Barely moments after his twelfth birthday, he was the Best Man, twelve years to the day after his baptism, in the very same church. Shawn was going to be the best man for Michael, but when Michael and Kristin decided to have an "all sibling" wedding party, it was Nick who somehow moved into that role. Shawn mentored him, instead. And Nick rocked it like no one could have imagined.
So it has been. Nick is sweet and good and peaceful and tender-hearted and loyal and passionate about truth. He's the kind of guy you'd be glad to have as your best friend. Twelve was tough year. Three big brothers moved out. I thought his heart would break. He adores those boys, revels, really, in his super-little-brother role. Though he's certainly taken his fair share of big brother knocks, he's grateful to his core for those big boys.
We asked him to leave his soccer team. That's the team with all his best friends, the ones he's played with since he was eight. The team that was just too far away to make it work. He was the fulltime goalie on the team that won State Cup. He left it to play only half of every game on a team close to home. And he never once complained. Instead, he reflected that this new field is really close to Michael's house and "isn't it great that Kristin is so nice when she takes us to practice sometimes?"
Then, his gandfather died. He walked through that first week just a few steps behind his dad every waking moment (and, frankly, right there with his dad several nights, too). He stuck close to his grandmother. He was a lector at the funeral. And a pall-bearer, shoulder to shoulder with his beloved big brothers, (the littlest, but not for long).
He was Patrick's biggest fan. He was the first to volunteer to ride along every time someone made a trip to Harrisonburg to see Christian.
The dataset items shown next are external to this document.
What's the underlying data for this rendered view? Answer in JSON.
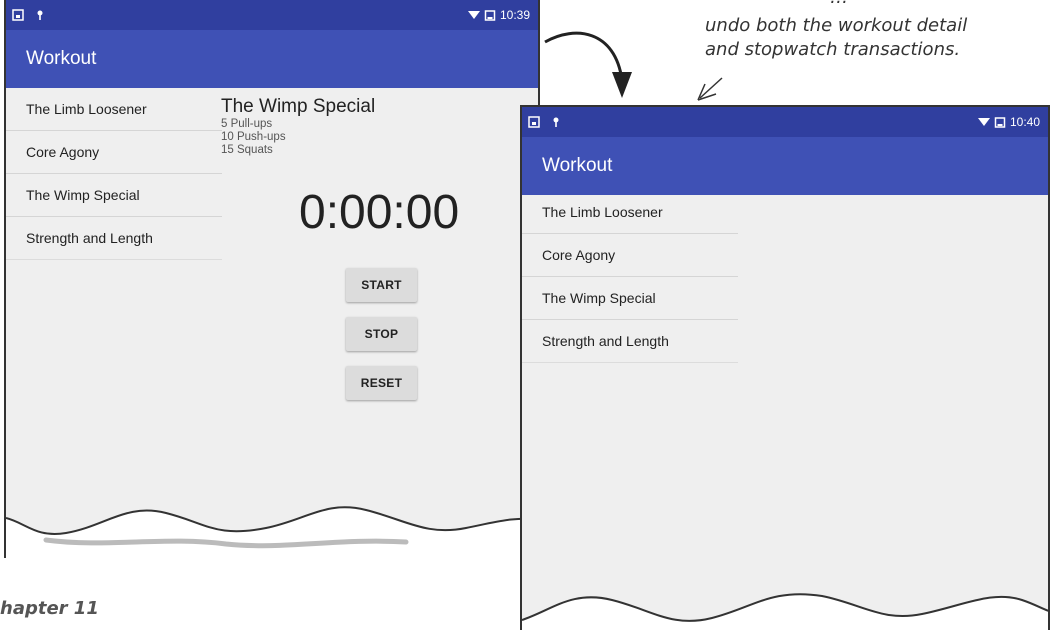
{
  "annotation": {
    "line0": "...",
    "line1": "undo both the workout detail",
    "line2": "and stopwatch transactions."
  },
  "caption": "hapter 11",
  "left_screen": {
    "status_time": "10:39",
    "app_title": "Workout",
    "list_items": [
      "The Limb Loosener",
      "Core Agony",
      "The Wimp Special",
      "Strength and Length"
    ],
    "detail": {
      "title": "The Wimp Special",
      "lines": [
        "5 Pull-ups",
        "10 Push-ups",
        "15 Squats"
      ]
    },
    "timer": "0:00:00",
    "buttons": {
      "start": "START",
      "stop": "STOP",
      "reset": "RESET"
    }
  },
  "right_screen": {
    "status_time": "10:40",
    "app_title": "Workout",
    "list_items": [
      "The Limb Loosener",
      "Core Agony",
      "The Wimp Special",
      "Strength and Length"
    ]
  },
  "colors": {
    "statusbar": "#303f9f",
    "appbar": "#3f51b5",
    "background": "#efefef"
  }
}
He was there, in all the moments--both dark and light--still the boy infused with Christmas joy.
My guess is that thirteen will be the year when the littlest boy overtakes nearly all of them--he will one day be the biggest, even if he's always the youngest. Thirteen will take him places we can't imagine right now. I pray that thirteen will be kinder and gentler to him than twelve was. But even as write, I know that there will be hard days in the year ahead. Nick knows it, too.
These early teen years are always tricky and I see some bumps on the horizon that other boys didn't have to face in the tricky years. This boy is well prepared, though. He is wiser than his years and staunchly shored up by the five siblings who go before him. And he is forever the miracle baby who carries Christmas with him through all his days.